Looking forward, diagnosis of cardiovascular disease is an effort particularly amenable to developments in image-analysis technology.  There is a large body of research around Coronary Artery Disease (the number one cause of human mortality) that deals with characterization of high-risk plaques as they appear in various imaging studies.  Harnessing this knowledge in order to detect vulnerable plaques prior to a potentially fatal heart attack would prove impactful from a public health perspective.  Application of image analysis techniques to cardiovascular disease is currently an area of intense research and should be supported further.

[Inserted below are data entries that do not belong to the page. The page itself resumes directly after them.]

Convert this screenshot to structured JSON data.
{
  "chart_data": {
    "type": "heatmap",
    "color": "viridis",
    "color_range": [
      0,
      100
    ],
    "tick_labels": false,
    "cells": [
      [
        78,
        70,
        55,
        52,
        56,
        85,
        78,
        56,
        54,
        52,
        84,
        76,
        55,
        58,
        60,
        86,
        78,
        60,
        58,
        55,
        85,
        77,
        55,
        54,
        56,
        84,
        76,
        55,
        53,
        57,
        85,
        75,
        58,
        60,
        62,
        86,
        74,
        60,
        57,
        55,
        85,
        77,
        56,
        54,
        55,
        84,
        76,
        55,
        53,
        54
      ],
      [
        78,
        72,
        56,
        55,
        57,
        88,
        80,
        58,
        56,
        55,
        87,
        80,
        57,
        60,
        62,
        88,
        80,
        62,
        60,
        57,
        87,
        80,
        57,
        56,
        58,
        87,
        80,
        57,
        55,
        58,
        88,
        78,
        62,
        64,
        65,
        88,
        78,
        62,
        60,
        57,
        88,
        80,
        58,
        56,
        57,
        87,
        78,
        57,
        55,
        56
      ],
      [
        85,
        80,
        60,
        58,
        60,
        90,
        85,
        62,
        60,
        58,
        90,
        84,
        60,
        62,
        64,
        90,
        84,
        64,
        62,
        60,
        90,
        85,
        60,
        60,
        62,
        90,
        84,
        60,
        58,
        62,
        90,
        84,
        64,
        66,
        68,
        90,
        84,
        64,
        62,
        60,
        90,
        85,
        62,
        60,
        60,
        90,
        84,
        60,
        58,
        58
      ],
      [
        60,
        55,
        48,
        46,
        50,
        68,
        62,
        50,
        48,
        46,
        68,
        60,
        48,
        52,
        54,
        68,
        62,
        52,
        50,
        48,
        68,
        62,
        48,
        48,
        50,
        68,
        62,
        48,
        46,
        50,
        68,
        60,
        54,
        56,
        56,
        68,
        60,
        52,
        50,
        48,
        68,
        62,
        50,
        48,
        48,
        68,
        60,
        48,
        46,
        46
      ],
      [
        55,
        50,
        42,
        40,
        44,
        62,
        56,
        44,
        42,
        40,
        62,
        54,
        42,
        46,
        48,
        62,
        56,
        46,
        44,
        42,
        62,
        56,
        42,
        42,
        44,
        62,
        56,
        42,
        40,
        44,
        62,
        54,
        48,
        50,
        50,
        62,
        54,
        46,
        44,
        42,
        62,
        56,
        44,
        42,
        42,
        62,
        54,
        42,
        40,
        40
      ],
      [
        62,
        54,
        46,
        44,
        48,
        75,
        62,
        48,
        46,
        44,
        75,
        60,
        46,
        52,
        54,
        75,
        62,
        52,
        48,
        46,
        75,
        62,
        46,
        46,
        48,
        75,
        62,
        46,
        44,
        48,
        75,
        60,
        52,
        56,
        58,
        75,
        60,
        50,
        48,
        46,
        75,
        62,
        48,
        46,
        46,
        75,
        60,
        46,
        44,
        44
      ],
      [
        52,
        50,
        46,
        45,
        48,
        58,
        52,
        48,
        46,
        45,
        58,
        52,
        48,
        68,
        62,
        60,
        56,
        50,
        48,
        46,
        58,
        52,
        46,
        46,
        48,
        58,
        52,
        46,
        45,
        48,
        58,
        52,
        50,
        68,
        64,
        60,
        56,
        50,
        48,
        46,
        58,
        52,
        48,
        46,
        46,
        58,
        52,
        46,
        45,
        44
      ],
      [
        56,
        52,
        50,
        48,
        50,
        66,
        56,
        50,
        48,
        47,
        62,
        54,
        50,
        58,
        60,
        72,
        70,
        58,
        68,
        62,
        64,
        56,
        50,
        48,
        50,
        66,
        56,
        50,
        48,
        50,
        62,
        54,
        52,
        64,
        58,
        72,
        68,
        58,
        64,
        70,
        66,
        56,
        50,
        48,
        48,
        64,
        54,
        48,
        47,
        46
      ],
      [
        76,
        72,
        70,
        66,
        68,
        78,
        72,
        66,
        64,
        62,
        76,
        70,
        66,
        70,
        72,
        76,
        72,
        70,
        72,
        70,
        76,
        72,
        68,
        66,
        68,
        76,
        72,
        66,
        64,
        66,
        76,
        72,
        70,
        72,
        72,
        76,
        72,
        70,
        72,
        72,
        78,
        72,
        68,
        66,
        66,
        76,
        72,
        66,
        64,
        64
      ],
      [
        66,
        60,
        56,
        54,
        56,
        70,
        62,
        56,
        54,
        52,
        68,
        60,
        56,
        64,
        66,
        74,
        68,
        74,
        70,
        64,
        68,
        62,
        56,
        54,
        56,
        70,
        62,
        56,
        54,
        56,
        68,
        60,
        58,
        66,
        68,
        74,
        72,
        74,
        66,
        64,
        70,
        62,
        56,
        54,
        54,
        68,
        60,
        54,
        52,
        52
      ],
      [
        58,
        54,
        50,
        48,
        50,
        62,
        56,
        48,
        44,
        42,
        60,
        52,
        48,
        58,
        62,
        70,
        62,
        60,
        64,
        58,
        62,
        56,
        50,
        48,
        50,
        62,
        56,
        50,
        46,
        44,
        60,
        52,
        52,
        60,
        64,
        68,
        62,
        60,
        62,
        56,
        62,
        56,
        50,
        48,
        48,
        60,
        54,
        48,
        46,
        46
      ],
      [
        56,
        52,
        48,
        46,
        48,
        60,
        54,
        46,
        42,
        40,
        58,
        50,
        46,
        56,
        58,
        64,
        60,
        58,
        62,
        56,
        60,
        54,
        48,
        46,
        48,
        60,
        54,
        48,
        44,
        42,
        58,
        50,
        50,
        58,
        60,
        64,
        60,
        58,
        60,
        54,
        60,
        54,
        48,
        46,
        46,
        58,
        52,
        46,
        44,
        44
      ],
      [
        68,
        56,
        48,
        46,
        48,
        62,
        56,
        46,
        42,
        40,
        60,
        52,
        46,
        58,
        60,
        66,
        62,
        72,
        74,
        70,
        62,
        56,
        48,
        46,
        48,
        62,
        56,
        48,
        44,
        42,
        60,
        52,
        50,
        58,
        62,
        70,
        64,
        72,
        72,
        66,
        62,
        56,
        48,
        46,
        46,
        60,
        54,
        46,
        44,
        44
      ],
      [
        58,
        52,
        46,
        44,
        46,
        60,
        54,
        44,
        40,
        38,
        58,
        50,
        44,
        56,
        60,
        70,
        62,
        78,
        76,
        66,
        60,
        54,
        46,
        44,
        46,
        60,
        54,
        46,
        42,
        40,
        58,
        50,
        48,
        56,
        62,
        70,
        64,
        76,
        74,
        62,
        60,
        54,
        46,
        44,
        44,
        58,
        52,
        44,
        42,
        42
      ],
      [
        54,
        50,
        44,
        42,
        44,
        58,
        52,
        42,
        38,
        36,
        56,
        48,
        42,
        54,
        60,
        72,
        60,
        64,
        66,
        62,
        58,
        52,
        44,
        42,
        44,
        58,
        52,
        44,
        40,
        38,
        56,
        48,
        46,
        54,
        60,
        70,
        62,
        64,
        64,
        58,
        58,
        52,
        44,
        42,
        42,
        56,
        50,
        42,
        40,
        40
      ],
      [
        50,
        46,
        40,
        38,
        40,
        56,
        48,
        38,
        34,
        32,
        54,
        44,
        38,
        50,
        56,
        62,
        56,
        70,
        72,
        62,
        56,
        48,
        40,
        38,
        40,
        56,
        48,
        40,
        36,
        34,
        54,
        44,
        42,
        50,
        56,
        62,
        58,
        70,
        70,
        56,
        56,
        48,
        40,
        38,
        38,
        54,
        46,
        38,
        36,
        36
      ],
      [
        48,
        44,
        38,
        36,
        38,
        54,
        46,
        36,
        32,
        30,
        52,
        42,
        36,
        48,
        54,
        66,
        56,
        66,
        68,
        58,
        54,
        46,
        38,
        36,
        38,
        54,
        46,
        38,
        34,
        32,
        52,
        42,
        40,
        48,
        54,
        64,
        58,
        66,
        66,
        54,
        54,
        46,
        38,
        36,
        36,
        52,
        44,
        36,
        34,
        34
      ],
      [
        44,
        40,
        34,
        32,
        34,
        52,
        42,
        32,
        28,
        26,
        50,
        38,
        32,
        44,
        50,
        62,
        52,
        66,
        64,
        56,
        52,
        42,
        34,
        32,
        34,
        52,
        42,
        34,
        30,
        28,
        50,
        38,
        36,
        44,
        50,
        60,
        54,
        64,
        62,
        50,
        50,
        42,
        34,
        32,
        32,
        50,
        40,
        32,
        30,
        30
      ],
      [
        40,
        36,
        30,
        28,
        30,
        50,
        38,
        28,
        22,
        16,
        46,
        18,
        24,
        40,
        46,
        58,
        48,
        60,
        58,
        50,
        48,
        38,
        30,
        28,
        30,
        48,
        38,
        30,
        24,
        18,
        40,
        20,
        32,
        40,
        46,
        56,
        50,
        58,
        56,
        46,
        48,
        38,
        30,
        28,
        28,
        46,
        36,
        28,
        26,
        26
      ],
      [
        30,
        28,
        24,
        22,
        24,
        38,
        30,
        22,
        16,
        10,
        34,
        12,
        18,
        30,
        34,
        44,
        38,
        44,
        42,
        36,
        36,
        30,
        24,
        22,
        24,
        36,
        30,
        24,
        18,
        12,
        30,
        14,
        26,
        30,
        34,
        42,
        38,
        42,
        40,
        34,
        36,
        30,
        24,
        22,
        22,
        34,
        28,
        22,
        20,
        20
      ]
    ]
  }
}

Today’s critical healthcare problems require a multidisciplinary approach to yield innovative solutions.  Biomedical image analysis is a field of research which applies engineering principles to the biomedical sciences and medicine.  Automated image analysis technology has potential to improve clinical workflow efficiency, tighten diagnostic accuracy, and reduce clinical resource utilization and their associated costs.  In the future, image analysis paves the way for automated diagnosis that may eliminate physician involvement altogether.  Whether or not the algorithm’s output is the definitive diagnosis remains a point of contention, so for now, this type of technology serves to guide physicians.  When image analysis algorithms develop into more clinically robust tools, we must be ready to implement them into our diagnostic protocols and discuss their value for patient care.


References

  1. Kande GB, Savithri TS, Subbaiah PV (2010) Automatic detection of microaneurysms and hemorrhages in digital fundus images. J Digit Imaging 23: 430-7.
  2. Reiser I, Nishikawa RM, Edwards AV, et al. (2008) Automated detection of microcalcification clusters for digital breast tomosynthesis using projection data only: a preliminary study. Med Phys 35: 1486-93.
  3. Koprowski R, Zieleźnik W, Wróbel Z, Małyszek J, Stępień B, et al. (2012) Assessment of significance of features acquired from thyroid ultrasonograms in Hashimoto’s disease. Biomed Eng Online 11: 48.
  4. Liew G, Ali N, Do S, Petranovic M, Cury R, et al. (2013) A novel analysis algorithm for potential quantitative assessment of myocardial computed tomography perfusion. Acad Radiol 20: 1301-5.
  5. Fu JJ, Yu YW, Lin HM, Chai JW, Chen CC (2014) Feature extraction and pattern classification of colorectal polyps in colonoscopic imaging. Comput Med Imaging Graph: doi: 10.1016/j.compmedimag.2013.12.009.
  6. Segovia F, Bastin C, Salmon E, Górriz JM, Ramírez J, et al. (2014) Combining PET Images and Neuropsychological Test Data for Automatic Diagnosis of Alzheimer’s Disease. PLoS ONE 9: e88687.